The important thing is that nothing come between Washington and the people, rulers and ruled. Not the states or church or family or conscience or any of the intermediate layers of government and society that have separated them till now. Edmund Burke called them the "little platoons" of a nation, and was much attached to them. But they're outdated. Modern times demand modern remedies -- organization, control, direction from the top. That way, all our needs will be recognized and met. Even invented. It'll be nice. Why not lie back and enjoy it?
A French visitor to this then new democracy saw it coming. In his two-volume guide to "Democracy in America" that remains the most relevant study of our system, he pointed out the two great contending forces in the American psyche -- the love of liberty and the drive for equality. His conclusion:
Democratic nations are peculiarly susceptible to a soft form of despotism that doesn't so much dictate to its people as embrace them, infantilize them, smother them ever so gently in its all-encompassing arms.
We would all be saved the trouble of making our own decisions, providing our own necessities (like health care), and generally thinking for ourselves. Which was always a bother anyway.
Such a regime would cover "the surface of society with a network of small complicated rules, minute and uniform, through which the most original minds and the most energetic characters cannot penetrate, to rise above the crowd. ... Such a power does not destroy, but it prevents existence; it does not tyrannize, but it compresses, enervates, extinguishes and stupefies a people."

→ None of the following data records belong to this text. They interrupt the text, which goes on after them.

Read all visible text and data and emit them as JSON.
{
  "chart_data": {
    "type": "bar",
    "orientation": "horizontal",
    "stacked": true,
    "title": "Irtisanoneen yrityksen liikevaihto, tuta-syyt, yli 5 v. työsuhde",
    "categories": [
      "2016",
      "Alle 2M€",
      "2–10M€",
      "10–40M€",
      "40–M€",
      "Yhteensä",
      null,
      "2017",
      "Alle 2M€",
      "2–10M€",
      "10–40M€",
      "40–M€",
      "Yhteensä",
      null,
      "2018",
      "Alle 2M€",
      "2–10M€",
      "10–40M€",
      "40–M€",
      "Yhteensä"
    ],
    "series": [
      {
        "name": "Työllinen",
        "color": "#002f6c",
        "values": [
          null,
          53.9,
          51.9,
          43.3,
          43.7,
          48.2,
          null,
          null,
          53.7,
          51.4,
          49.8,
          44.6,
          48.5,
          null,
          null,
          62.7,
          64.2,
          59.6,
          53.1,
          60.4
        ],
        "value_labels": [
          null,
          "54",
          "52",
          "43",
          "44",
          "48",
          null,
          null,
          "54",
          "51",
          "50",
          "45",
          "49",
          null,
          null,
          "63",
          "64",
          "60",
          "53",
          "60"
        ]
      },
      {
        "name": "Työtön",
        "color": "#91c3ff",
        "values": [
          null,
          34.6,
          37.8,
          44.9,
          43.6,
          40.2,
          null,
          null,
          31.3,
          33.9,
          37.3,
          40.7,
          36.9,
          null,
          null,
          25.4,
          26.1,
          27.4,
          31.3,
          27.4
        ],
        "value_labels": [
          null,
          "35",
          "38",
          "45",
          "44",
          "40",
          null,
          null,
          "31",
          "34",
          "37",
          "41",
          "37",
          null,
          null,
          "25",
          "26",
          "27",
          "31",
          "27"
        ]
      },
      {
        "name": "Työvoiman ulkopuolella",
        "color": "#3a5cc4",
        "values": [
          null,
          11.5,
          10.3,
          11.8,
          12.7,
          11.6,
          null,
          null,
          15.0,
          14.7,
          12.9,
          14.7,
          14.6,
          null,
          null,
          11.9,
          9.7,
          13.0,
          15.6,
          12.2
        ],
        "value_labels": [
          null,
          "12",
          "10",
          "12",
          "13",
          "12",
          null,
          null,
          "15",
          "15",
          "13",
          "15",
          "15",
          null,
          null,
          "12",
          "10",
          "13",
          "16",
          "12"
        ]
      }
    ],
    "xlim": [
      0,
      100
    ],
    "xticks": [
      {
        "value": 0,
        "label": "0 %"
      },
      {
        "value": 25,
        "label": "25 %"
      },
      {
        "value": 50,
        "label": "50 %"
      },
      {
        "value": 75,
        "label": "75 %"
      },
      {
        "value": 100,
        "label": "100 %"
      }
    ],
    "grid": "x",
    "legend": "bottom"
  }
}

The important thing is that nothing come between the caretaker State and its subjects, formerly citizens. So there will be no confusion about who is in charge, no divided loyalties with each of us going our own way, following our own ideas rather than melting into the warm ocean of The People Yes. But the road to serfdom must be smooth, broad, safe -- an interstate compared to the crooked little roads each of us might choose. It'll be more efficient that way.
In a different era, when the nation was paralyzed by a Great Depression and its own fears and uncertainties, Americans looked to Washington not just for leadership but salvation. How nice it would be if there were no such things as unemployment, uncertainty, instability, recurring crises and all the other ills that a free people is heir to. Why not pass a law to that effect?
It was called the National Industrial Recovery Act and was passed in the first flood of New Deal emergency legislation in 1933 -- toward the end of the fabled Hundred Days. It covered just about everything in the economy -- every wage paid for every job, every price for every item manufactured, even down to every chicken slaughtered in New York City.
But it didn't last. The designers of this grand scheme had overlooked a detail or two, like the Constitution of the United States and a Supreme Court willing and able to enforce it. The day of reckoning came May 27, 1935, when the Supreme Court's classical conservatives (like Charles Evans Hughes) and classical liberals (like Louis Dembitz Brandeis) united to strike down the whole scheme as unconstitutional. The court's decision was unanimous. (Schechter Poultry v. U.S., popularly known as the Sick Chicken Case.)
Why? The law was too broad, too detailed, too intrusive. It delegated comprehensive legislative powers to an all-powerful, unelected federal agency, the National Recovery Administration, Gen. Hugh S. Johnson in command. Much the way Obamacare provides that the vast American health-care industry, comprising roughly one-sixth of the national economy, be minutely regulated by a select, secretive, arbitrary bureaucracy.
The Supreme Court is due to begin its hearings on the Patient Protection and Affordable Care Act of 2010, the formal name for Obamacare, come Monday, March 26th.